Reuters contacted UBS, Deutsche Bank AG
, Credit Suisse AG, JP Morgan,
Citigroup, Royal Bank of Scotland and Barclays
to see whether they were buying such technology. None
of the banks commented for this report.
Banks have been active in moving towards more sophisticated
analytics across all forms of electronic communications over the
last year, said Michael O'Brien, head of sales for SMARTS Broker
market surveillance platform, part of NASDAQ OMX.
One area they are looking at is "relationship forensics",
tracking traders' communications with each other to spot
patterns that point to a close working relationship.
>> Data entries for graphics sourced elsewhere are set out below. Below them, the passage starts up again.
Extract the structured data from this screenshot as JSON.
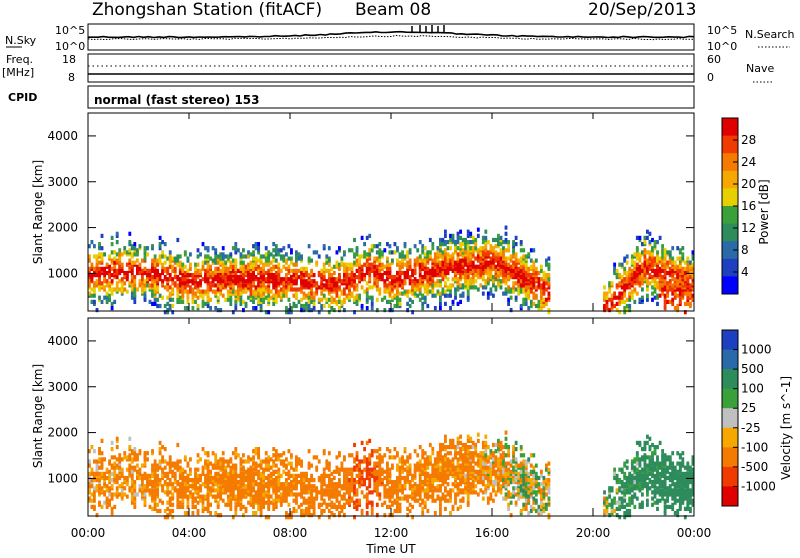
{
  "header": {
    "title": "Zhongshan Station (fitACF)",
    "beam": "Beam 08",
    "date": "20/Sep/2013"
  },
  "strips": {
    "nsky": {
      "label": "N.Sky",
      "left_ticks": [
        "10^5",
        "10^0"
      ],
      "right_ticks": [
        "10^5",
        "10^0"
      ],
      "right_label": "N.Search"
    },
    "freq": {
      "label_top": "Freq.",
      "label_unit": "[MHz]",
      "left_ticks": [
        "18",
        "8"
      ],
      "right_ticks": [
        "60",
        "0"
      ],
      "right_label": "Nave"
    },
    "cpid": {
      "label": "CPID",
      "mode_text": "normal (fast stereo) 153"
    }
  },
  "chart_data": [
    {
      "type": "heatmap",
      "panel": "power",
      "ylabel": "Slant Range [km]",
      "xlabel": "",
      "ylim": [
        180,
        4500
      ],
      "yticks": [
        "4000",
        "3000",
        "2000",
        "1000"
      ],
      "colorbar": {
        "label": "Power [dB]",
        "ticks": [
          "28",
          "24",
          "20",
          "16",
          "12",
          "8",
          "4"
        ],
        "colors": [
          "#e00000",
          "#f03a00",
          "#f57a00",
          "#f6a800",
          "#e8d000",
          "#3aa03a",
          "#2e8c5c",
          "#2a6aa8",
          "#1d40c0",
          "#0000ff"
        ]
      },
      "series": [
        {
          "x": [
            0.0,
            2.0,
            4.0,
            6.0,
            8.0,
            10.0,
            11.0,
            12.0,
            14.0,
            16.0,
            17.0,
            18.0,
            20.0,
            22.0,
            24.0
          ],
          "values": [
            1050,
            1100,
            850,
            950,
            900,
            800,
            1100,
            900,
            1150,
            1300,
            1050,
            700,
            0,
            1200,
            800
          ]
        }
      ]
    },
    {
      "type": "heatmap",
      "panel": "velocity",
      "ylabel": "Slant Range [km]",
      "xlabel": "Time UT",
      "ylim": [
        180,
        4500
      ],
      "yticks": [
        "4000",
        "3000",
        "2000",
        "1000"
      ],
      "xticks": [
        "00:00",
        "04:00",
        "08:00",
        "12:00",
        "16:00",
        "20:00",
        "00:00"
      ],
      "colorbar": {
        "label": "Velocity [m s^-1]",
        "ticks": [
          "1000",
          "500",
          "100",
          "25",
          "-25",
          "-100",
          "-500",
          "-1000"
        ],
        "colors": [
          "#1d40c0",
          "#2a6aa8",
          "#2e8c5c",
          "#3aa03a",
          "#c0c0c0",
          "#f6a800",
          "#f57a00",
          "#f03a00",
          "#e00000"
        ]
      },
      "series": [
        {
          "x": [
            0.0,
            2.0,
            4.0,
            6.0,
            8.0,
            10.0,
            11.0,
            12.0,
            14.0,
            16.0,
            17.0,
            18.0,
            20.0,
            22.0,
            24.0
          ],
          "values": [
            -150,
            -150,
            -200,
            -200,
            -200,
            -300,
            -600,
            -200,
            -200,
            -100,
            0,
            0,
            0,
            200,
            300
          ]
        }
      ]
    }
  ]
}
These could
include behaviour such as always copying a particular person on
emails, or if someone always responds to a message or email
within a couple of minutes.
That's because any dubious activity between two or more
people is bound to be carried out by those who have a close
relationship with each other, O'Brien said.
O'Brien estimates that 10-20 percent of a big investment
bank's compliance operation is geared towards trading analysis
and the detection of - and protection against - market abuse and
trading related risk.
Banks are looking for software that is able not only to
detect language patterns in traders' electronic communications,
but to match that up with patterns detected across other media,
such as social media profiles, Aite Group's Lee said.
"It's a huge challenge," said Lee, noting that the $5.3
trillion a day over-the-counter currency market operates 24
hours a day across all time zones and remains virtually
Thomson Reuters runs one of the two dominant global currency
trading platforms, along with ICAP Plc-owned EBS.
So far, more than 30 traders at many of the world's biggest
banks have been placed on leave, suspended or fired as the
global investigation has gathered momentum over the last six
months. Even the Bank of England has suspended an employee.